You’ve GOT to Hear This: Peace – “I’m a Girl”

A shock in comparison to “World Pleasure” and “Lost on Me”, “I’m a Girl” abolishes the groove stricken funky elements of Peace’s newer material and beats it away with heavy distorted guitar riffs and a mesh of hectic sounds.

Sounding more as if it’s come off the back of debut album ‘In Love’ the song is blasted off with screeching guitars, shattering drum clashes and enough distortion to throw peace into an entirely different genre. Calm lyrical verses that almost sound as if Harry Kossier is slipping into a state of despair, only make way for the ear shattering noise that explodes in an instance. Calm tedious lyrics are transformed and instead of sounding laborious and prolonged are shouted with angst and purpose “that we fuck, eat and fight”.

The power radiating from this song shows a completely new side to Peace and with an opening only rivalled by the likes of debut album’s ‘”Follow Baby” , hints that the band may be looking to bend that inimitable sound they’ve laid claim to with ‘Happy People’. Tweeting “it sees the band at their loudest yet most delic8.” Peace claim the song is not purely intense riffs and shriek distortion, lyrically its open to a multitude of meanings however the way in which this song is interpreted is solely resting on its listener.

“If were living in a man’s world, I’m a girl, I’m a girl, I’m a girl”

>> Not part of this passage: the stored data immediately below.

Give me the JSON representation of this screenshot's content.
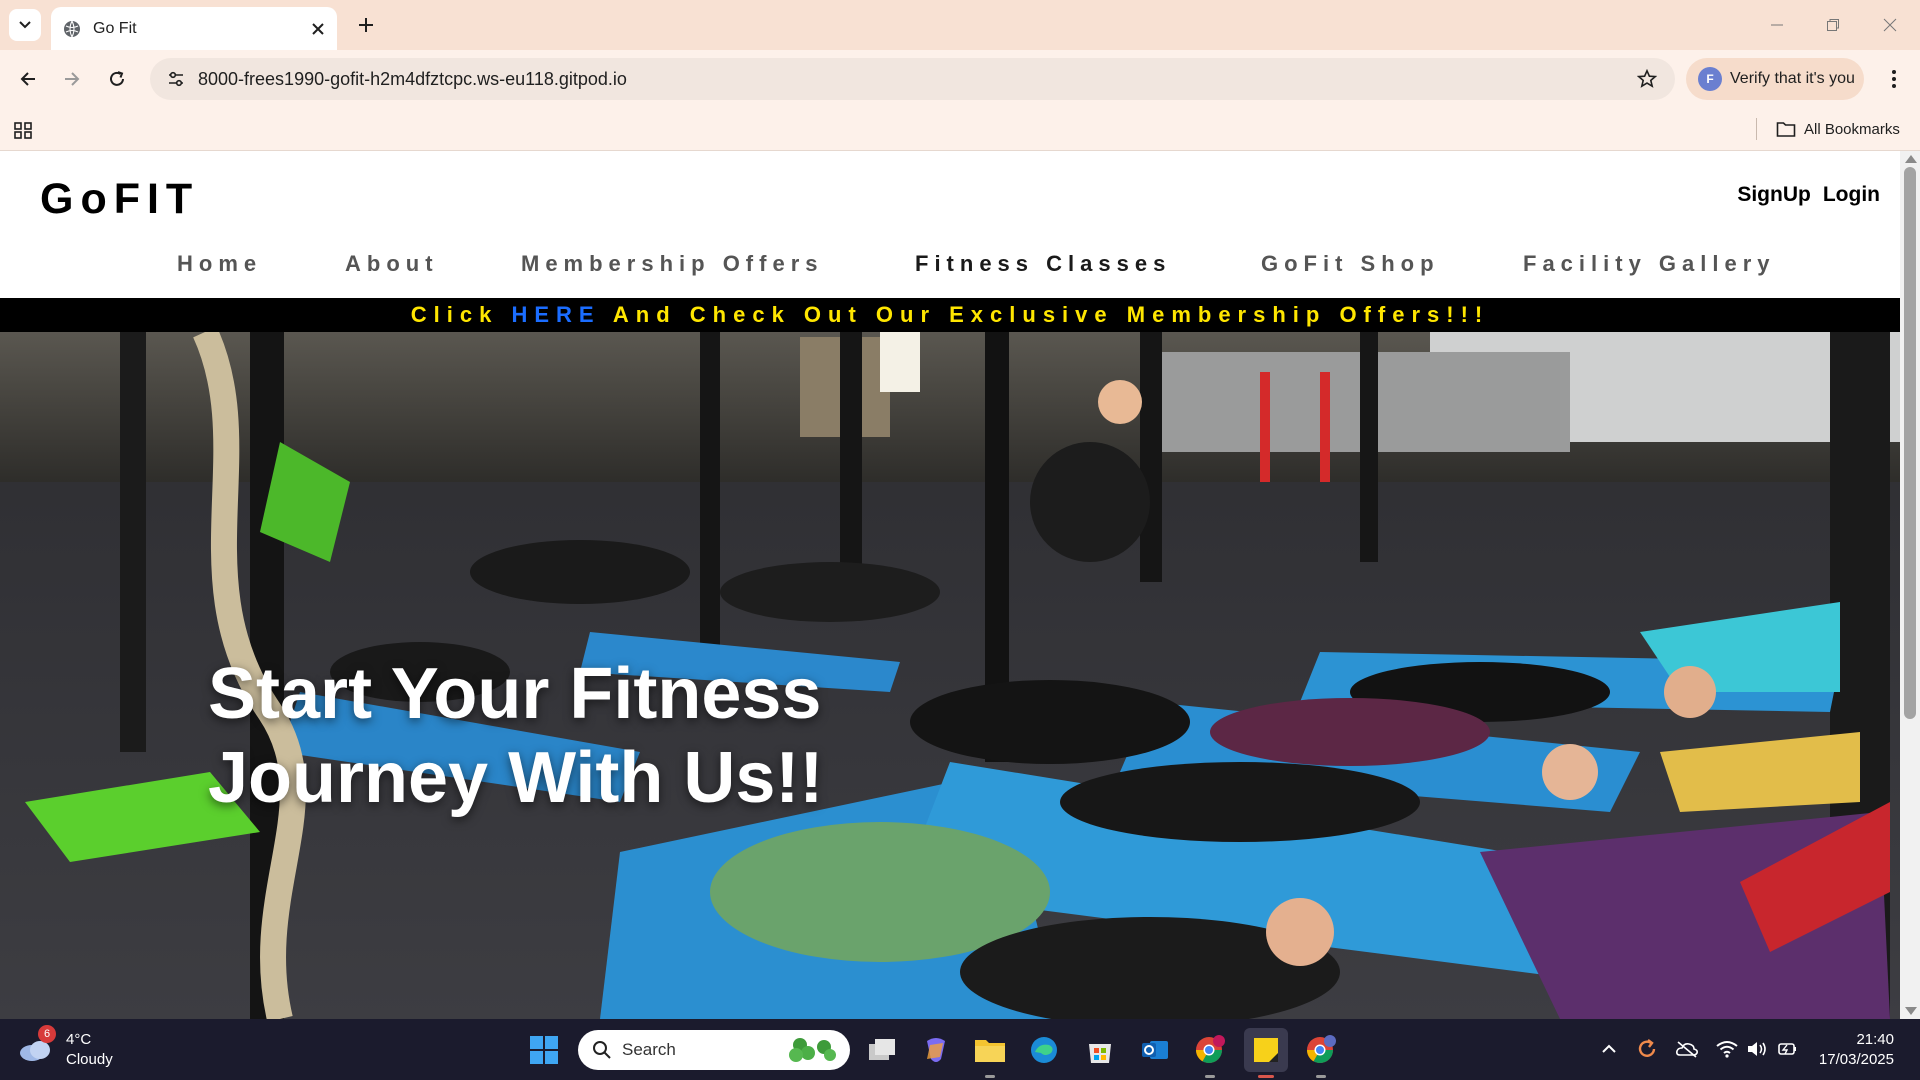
{
  "browser": {
    "tab_title": "Go Fit",
    "url": "8000-frees1990-gofit-h2m4dfztcpc.ws-eu118.gitpod.io",
    "verify_label": "Verify that it's you",
    "profile_initial": "F",
    "all_bookmarks_label": "All Bookmarks"
  },
  "site": {
    "brand": "GoFIT",
    "auth": {
      "signup": "SignUp",
      "login": "Login"
    },
    "nav": [
      "Home",
      "About",
      "Membership Offers",
      "Fitness Classes",
      "GoFit Shop",
      "Facility Gallery"
    ],
    "active_nav": "Fitness Classes",
    "promo": {
      "before": "Click ",
      "link": "HERE",
      "after": " And Check Out Our Exclusive Membership Offers!!!"
    },
    "hero": {
      "line1": "Start Your Fitness",
      "line2": "Journey With Us!!"
    }
  },
  "colors": {
    "promo_text": "#ffe600",
    "promo_link": "#1b6dff",
    "tabbar_bg": "#f8e1d3",
    "taskbar_bg": "#1b1b2d"
  },
  "taskbar": {
    "weather_badge": "6",
    "temperature": "4°C",
    "condition": "Cloudy",
    "search_placeholder": "Search",
    "time": "21:40",
    "date": "17/03/2025",
    "icons": [
      "windows-start-icon",
      "search-icon",
      "task-view-icon",
      "copilot-icon",
      "file-explorer-icon",
      "edge-icon",
      "microsoft-store-icon",
      "outlook-icon",
      "chrome-profile-icon",
      "sticky-notes-icon",
      "chrome-icon"
    ]
  }
}
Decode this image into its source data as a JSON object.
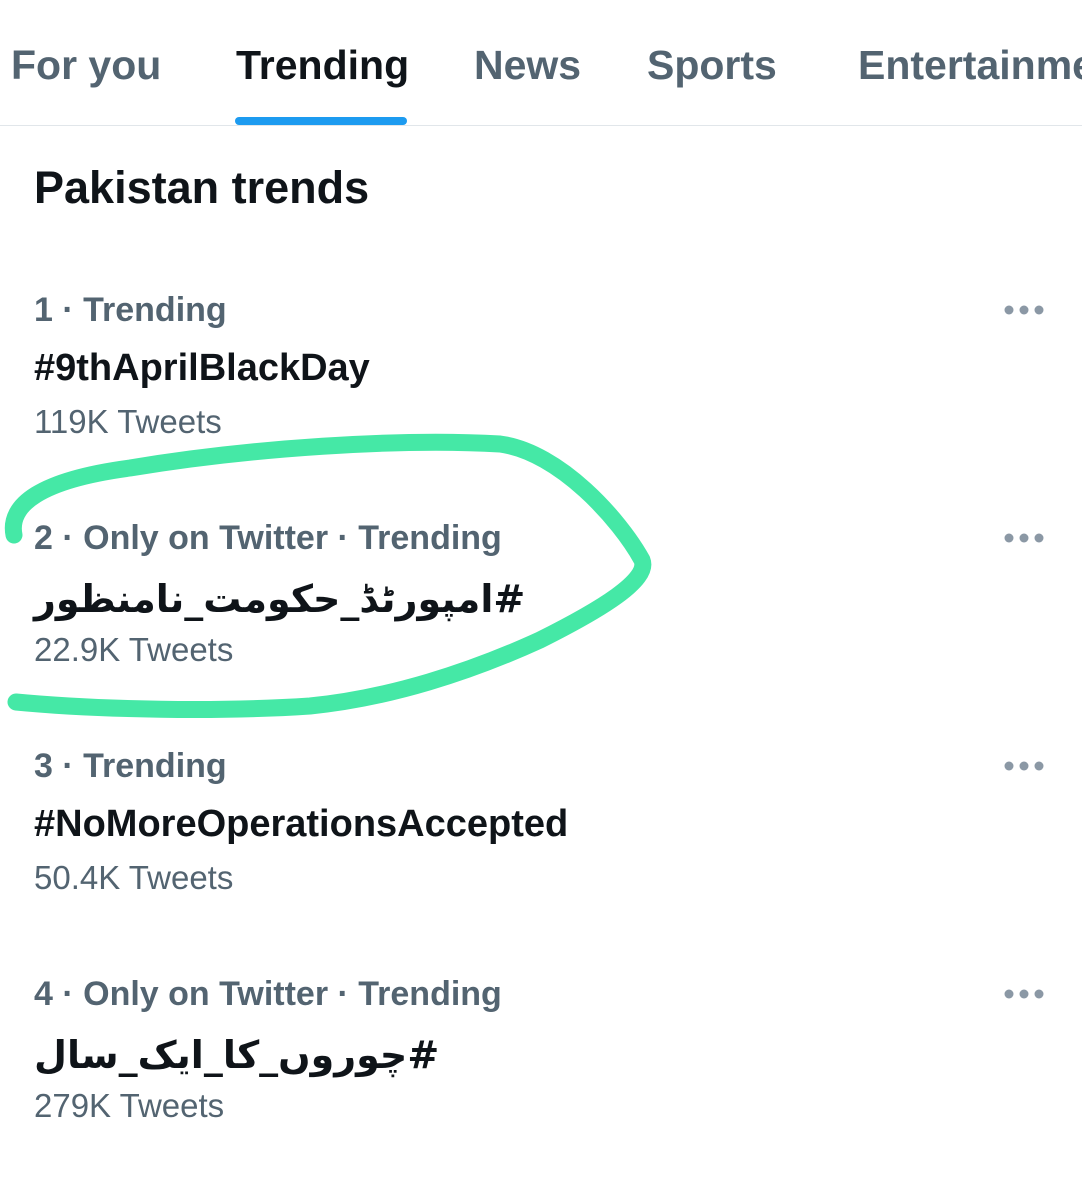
{
  "tabs": {
    "for_you": "For you",
    "trending": "Trending",
    "news": "News",
    "sports": "Sports",
    "entertainment": "Entertainme",
    "active": "Trending"
  },
  "section": {
    "title": "Pakistan trends"
  },
  "trends": [
    {
      "meta": "1 · Trending",
      "name": "#9thAprilBlackDay",
      "count": "119K Tweets"
    },
    {
      "meta": "2 · Only on Twitter · Trending",
      "name": "#امپورٹڈ_حکومت_نامنظور",
      "count": "22.9K Tweets"
    },
    {
      "meta": "3 · Trending",
      "name": "#NoMoreOperationsAccepted",
      "count": "50.4K Tweets"
    },
    {
      "meta": "4 · Only on Twitter · Trending",
      "name": "#چوروں_کا_ایک_سال",
      "count": "279K Tweets"
    }
  ],
  "icons": {
    "more": "more-horizontal-icon"
  },
  "colors": {
    "accent": "#1d9bf0",
    "secondary_text": "#536471",
    "primary_text": "#0f1419",
    "highlight_marker": "#45e8a6"
  }
}
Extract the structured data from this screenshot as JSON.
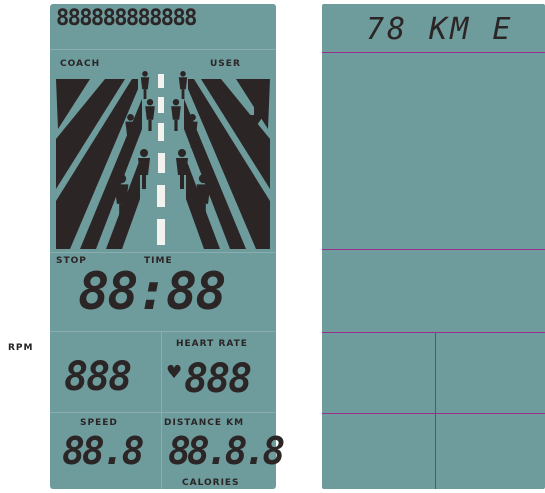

The quartet have clearly shown they don’t plan on conforming to a single style, sounding more like a rock infused grunge band than the indie psyche rock band plunged from the past into the future. With “I’m a Girl” the band are almost showing off what they’re capable of. Three distinctly different tracks; “Lost On Me” showing that groovy and upbeat side to the bands entourage, “World Pleasure” showing the laid back carefree attitude the boys adopt and “I’m a Girl” proving their power and presence, Peace have laid the foundations for an album that has the potential to shatter expectations.